Martin Mansergh, an adviser on Northern Ireland to three Fianna Fáil taoisigh who went on to serve as a senator, TD and minister of state, has died.

Mr Mansergh is understood to have passed away while in Western Sahara with a group other former Irish parliamentarians. He was 78.

Having served in the Department of Foreign Affairs, Mr Mansergh left the civil service to join Charles Haughey as an adviser on Northern Ireland and Anglo-Irish matters when Mr Haughey was taoiseach.

He remained with Mr Haughey during his years of opposition, serving as Fianna Fáil’s director of research and policy, during which time he edited a book of Mr Haughey’s speeches, entitled Spirit of the Nation.

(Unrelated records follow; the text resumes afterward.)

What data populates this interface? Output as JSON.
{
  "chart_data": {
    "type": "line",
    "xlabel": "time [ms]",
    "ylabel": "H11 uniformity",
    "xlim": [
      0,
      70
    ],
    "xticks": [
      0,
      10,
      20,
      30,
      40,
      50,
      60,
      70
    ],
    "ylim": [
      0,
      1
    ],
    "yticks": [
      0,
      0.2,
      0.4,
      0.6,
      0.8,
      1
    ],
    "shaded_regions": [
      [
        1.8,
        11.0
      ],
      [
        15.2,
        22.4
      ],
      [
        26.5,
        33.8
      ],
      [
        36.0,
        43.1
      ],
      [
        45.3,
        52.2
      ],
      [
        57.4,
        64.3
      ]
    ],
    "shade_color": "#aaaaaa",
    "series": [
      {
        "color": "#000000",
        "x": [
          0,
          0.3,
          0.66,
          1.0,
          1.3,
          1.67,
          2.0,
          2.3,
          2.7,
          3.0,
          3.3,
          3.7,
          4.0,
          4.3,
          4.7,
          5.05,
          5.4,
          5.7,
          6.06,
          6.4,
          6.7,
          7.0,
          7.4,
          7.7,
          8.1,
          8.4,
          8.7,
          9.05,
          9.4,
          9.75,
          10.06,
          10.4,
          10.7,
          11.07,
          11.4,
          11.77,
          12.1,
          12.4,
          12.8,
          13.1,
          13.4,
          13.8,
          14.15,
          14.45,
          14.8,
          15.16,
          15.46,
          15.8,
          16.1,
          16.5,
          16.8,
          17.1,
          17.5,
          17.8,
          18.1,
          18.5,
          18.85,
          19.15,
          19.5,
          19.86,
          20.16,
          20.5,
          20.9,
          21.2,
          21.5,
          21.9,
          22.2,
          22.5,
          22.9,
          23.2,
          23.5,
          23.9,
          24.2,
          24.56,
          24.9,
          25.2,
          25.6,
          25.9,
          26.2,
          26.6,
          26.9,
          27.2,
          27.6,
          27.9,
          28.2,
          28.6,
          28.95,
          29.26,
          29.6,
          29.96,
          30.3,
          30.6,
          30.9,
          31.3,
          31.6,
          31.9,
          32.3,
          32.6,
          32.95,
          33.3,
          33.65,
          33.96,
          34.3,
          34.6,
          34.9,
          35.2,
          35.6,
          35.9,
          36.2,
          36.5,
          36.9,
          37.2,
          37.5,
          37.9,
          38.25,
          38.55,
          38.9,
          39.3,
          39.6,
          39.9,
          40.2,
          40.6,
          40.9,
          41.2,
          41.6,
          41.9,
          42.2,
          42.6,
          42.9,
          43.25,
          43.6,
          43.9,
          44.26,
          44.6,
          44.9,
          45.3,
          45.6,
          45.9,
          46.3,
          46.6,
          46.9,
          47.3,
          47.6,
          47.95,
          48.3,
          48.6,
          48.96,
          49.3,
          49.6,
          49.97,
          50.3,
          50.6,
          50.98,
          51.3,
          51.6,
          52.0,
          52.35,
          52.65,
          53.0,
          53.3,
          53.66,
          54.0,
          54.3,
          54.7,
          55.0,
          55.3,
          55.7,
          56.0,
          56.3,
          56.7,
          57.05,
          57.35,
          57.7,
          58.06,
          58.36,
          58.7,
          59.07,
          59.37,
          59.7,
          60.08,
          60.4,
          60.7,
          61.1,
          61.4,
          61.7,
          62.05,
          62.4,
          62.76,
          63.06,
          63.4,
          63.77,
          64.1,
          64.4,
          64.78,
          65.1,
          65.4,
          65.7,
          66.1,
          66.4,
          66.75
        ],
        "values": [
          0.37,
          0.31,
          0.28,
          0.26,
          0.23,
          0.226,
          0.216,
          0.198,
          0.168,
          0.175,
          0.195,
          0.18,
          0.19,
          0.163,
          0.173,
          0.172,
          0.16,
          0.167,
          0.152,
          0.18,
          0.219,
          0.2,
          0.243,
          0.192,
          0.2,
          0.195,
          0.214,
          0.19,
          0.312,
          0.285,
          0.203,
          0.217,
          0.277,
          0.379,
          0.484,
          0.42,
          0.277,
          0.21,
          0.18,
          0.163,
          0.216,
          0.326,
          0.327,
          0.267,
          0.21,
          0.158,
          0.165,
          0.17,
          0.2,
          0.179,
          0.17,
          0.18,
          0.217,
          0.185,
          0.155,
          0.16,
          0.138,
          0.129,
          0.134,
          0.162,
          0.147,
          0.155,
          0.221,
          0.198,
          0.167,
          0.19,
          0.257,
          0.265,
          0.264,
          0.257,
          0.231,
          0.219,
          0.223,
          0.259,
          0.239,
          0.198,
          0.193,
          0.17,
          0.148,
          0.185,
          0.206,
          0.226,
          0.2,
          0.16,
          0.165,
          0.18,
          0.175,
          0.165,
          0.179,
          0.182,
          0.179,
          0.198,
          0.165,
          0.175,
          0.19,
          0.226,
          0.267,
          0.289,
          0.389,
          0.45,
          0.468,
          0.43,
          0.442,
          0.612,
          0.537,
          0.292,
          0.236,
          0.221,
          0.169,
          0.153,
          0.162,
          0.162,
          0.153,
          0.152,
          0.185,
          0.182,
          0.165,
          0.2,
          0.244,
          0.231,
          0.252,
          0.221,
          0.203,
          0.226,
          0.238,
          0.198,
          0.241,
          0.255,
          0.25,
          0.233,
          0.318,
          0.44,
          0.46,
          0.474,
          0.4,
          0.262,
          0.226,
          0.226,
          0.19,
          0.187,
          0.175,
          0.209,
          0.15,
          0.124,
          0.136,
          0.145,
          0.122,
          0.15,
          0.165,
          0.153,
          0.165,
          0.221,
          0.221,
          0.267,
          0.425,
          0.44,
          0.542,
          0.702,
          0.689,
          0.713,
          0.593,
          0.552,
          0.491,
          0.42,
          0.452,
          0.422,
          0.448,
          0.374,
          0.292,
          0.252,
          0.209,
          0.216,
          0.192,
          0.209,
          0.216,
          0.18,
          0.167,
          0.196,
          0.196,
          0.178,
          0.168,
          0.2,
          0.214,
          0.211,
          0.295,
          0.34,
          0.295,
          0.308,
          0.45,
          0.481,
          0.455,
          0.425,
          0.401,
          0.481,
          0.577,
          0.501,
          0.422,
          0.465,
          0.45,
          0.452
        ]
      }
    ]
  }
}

He returned to government with Mr Haughey in 1987, and went to serve in a similar capacity for Albert Reynolds and later Bertie Ahern. He was a key figure in the peace process which eventually led to the IRA ceasefires and the Belfast Agreement.

In 2002, after more than two decades as a backroom adviser, he entered electoral politics for Fianna Fáil standing for the Dáil in his ancestral home of Tipperary South. He was unsuccessful but was later elected to the Seanad, and in 2007 took a Dáil seat for the party.

He was made a minister for state in 2008, and served in a number of departments until Fianna Fáil was ejected from office in 2011, when he lost his Dáil seat.

From a Protestant Anglo-Irish family with farmland outside Tipperary town, and educated in Oxford University – his father was the distinguished historian Nicholas Mansergh – Mansergh was a singular figure in Irish politics.

Parts dotty professor, razor sharp political strategist, rural TD and highbrow intellectual, he was popular and respected not just in his own party but across the political divide, and his contribution to achieving peace in Northern Ireland is recognised as pivotal by all sides.

He is survived by his wife Elizabeth, and by his five children.